Il mondo globalizzato, interconnesso e a più velocità trova origine nell’utilizzo dello Spazio extra/atmosferico, frutto di una progressiva normazione a livello internazionale grazie a un sempre più crescente interesse delle potenze mondiali. Non a caso si inizia a parlare in senso organico di Space Diplomacy. La diplomazia, infatti, è passata dal considerare lo Spazio come strumentale ai rapporti di forza tra i Blocchi occidentale e sovietico durante la Guerra Fredda, a settore autonomo strategico per una pluralità di interessi pubblici e privati.

 


Lo Spazio ha, da sempre, costituito un interrogativo per l’Essere Umano, risolto in modo parziale grazie al progresso della scienza e delle tecniche di osservazione prima e esplorazione spaziale poi. Durante il Novecento si arriva alla sua concezione intesa in senso moderno grazie al contributo di eminenti scienziati come George Lemaitre. Rimaneva comunque ancora lontano da applicazioni pratiche e benefici diffusi per i vari popoli della Terra. Nel secondo dopoguerra, però, grazie ai progressi bellici maturati in ambito missilistico durante il conflitto, l’Unione Sovietica riuscì per prima a mandare un satellite in orbita attorno al nostro pianeta: lo Sputnik-1, lanciato il 4 ottobre 1957.

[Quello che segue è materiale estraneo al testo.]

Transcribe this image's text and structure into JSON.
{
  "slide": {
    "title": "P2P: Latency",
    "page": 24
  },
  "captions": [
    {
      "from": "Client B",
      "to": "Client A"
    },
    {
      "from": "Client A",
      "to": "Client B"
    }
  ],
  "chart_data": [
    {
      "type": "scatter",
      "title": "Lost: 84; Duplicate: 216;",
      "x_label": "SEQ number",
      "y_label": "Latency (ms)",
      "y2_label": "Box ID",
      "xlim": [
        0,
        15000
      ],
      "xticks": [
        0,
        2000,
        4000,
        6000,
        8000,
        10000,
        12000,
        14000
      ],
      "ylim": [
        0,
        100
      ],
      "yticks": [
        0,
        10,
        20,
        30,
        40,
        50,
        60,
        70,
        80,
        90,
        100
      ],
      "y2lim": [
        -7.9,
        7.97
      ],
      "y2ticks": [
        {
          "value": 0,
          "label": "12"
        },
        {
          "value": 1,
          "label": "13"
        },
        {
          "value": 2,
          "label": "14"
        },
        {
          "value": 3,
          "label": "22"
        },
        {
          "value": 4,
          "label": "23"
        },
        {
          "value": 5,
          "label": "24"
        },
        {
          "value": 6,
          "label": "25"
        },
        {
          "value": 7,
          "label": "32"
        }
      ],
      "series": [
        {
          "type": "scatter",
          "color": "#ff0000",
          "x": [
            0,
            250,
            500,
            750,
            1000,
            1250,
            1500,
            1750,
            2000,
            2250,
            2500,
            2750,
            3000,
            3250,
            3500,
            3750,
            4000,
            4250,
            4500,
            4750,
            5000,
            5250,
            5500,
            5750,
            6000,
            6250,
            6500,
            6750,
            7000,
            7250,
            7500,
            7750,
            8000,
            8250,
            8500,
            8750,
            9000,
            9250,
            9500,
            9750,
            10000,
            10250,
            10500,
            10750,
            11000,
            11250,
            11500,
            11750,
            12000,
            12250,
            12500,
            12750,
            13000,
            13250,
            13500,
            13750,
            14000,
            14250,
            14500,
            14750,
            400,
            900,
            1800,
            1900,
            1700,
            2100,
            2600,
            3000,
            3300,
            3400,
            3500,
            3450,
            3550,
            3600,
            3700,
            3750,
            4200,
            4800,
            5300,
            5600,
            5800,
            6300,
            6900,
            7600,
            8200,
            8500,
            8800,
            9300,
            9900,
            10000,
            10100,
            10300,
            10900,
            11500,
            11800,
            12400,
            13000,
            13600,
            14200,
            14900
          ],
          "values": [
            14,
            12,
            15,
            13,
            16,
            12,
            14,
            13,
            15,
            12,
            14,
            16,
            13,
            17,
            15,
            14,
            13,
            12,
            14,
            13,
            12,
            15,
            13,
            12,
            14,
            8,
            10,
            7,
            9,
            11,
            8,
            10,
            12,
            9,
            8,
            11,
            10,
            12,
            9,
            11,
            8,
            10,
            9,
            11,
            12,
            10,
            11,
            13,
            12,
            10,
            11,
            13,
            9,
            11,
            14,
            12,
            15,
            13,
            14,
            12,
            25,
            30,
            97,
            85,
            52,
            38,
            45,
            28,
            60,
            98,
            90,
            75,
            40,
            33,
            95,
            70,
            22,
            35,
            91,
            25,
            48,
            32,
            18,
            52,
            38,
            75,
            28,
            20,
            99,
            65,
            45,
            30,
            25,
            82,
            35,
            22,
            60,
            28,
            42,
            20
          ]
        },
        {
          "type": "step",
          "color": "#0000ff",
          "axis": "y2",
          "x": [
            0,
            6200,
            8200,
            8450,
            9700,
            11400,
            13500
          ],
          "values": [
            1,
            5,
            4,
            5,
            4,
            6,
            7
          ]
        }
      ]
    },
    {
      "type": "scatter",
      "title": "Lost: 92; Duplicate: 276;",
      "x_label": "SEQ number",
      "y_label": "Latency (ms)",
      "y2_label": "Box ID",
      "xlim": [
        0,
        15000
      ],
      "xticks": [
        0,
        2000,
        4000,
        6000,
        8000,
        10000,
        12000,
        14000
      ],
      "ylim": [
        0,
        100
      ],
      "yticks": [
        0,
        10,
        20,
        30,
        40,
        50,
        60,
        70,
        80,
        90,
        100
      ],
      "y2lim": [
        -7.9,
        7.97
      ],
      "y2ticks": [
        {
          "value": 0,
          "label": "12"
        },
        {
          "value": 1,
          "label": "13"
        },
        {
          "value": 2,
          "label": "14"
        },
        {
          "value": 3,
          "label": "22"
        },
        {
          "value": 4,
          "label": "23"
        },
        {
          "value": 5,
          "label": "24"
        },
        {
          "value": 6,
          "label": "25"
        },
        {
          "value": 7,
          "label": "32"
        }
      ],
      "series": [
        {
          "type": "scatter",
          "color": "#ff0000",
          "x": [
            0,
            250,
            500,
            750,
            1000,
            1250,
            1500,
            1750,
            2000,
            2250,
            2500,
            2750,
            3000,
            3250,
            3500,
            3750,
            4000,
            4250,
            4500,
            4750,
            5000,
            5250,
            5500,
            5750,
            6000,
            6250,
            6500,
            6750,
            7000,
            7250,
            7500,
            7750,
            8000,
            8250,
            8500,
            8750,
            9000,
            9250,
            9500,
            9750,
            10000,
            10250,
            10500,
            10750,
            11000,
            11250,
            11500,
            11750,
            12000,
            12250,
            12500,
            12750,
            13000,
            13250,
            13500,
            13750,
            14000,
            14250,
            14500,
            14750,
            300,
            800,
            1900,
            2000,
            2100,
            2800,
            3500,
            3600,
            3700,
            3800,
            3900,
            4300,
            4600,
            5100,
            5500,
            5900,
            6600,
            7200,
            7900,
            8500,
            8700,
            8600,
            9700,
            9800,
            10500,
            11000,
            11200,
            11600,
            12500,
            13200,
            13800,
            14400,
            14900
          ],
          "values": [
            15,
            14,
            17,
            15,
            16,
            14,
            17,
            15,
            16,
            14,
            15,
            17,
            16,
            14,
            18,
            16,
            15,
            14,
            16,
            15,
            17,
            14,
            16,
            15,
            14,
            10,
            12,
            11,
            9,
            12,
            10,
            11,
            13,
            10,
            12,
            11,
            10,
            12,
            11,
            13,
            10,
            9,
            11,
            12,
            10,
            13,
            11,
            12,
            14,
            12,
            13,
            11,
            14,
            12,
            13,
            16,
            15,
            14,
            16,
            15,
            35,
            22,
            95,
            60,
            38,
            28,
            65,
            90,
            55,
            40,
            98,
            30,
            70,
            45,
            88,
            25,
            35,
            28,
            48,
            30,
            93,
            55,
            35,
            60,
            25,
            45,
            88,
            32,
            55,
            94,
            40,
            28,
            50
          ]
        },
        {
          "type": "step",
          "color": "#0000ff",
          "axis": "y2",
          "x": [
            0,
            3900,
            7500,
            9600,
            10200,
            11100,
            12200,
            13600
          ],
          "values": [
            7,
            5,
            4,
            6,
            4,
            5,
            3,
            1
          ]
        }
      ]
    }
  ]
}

Questa data segnava l’inizio di una nuova fase di scoperte scientifiche, ma anche di nuovi scenari geostrategici, militari e giuridici. Si doveva infatti far avanzare l’intera Comunità Internazionale su un ambito nuovo e rapidamente al centro di quella che comunemente viene definita Guerra Fredda tra la componente statunitense e dei suoi alleati, e quella sovietica con i propri Paesi satellite del Blocco comunista.

Con la disgregazione di quest’ultima e la comparsa di nuovi mercati ad Est per il modello economico capitalista e dei consumi di massa, anche il settore spaziale vide l’ingresso, graduale e lento, di privati all’interno delle sue componenti, cambiando una logica che vedeva tradizionalmente investimenti governativi legati allo sviluppo e operatività di tecnologie militari volte a garantire sicurezza e mutua sorveglianza in orbita e da essa verso la superficie del pianeta, così da assicurare quella che in geostrategia viene indicata come il controllo del c.d. Ultimate High Ground, ovvero il settore che può assicurare un vantaggio schiacciante e totale su qualunque tipo di avversario.

Oggi più che mai, con la ricomparsa di conflitti “classici” sul territorio continentale europeo, le necessità di sicurezza (declinate secondo la visione anglosassone in security e safety) e difesa appaiono impellenti. La Guerra in Ucraina mostra come gli asset spaziali siano un elemento insostituibile per supportare e coordinare le operazioni di terra, aria e mare, riducendo il tempo tra evento critico e risposta.
Ecco quindi che, con la nascita di un nuovo settore in verticale crescita, si sono create anche diverse contromisure, la cui proliferazione cresce di pari passo: le c.d. ASAT, “Anti Satellite Weapons” sono armi antisatellite capaci di rendere inoffensivo qualunque asset in orbita, sia esso militare, civile commerciale o scientifico.

In un settore ad alta complessità e costo come questo, complice il delinearsi di uno scenario internazionale multipolare regionale, le grandi potenze hanno iniziato a dotarsi di strumenti idonei per affrontare le nuove sfide tecniche e di sicurezza. Per quanto concerne l’Europa, il conflitto in Ucraina torna di nuovo protagonista: gli ingenti depositi di materie prime rare presenti nel sottosuolo e necessarie per la creazione di hardware e componentistica ad alta tecnologia, qualora il conflitto si protraesse ulteriormente, potrebbero mettere a rischio o quantomeno rallentare le prossime missioni spaziali, con conseguenze dirette sul comparto industriale. Su questo clima di instabilità si innesta anche un nuovo rischio di militarizzazione dello spazio, incrementando di riflesso il rischio di escalation.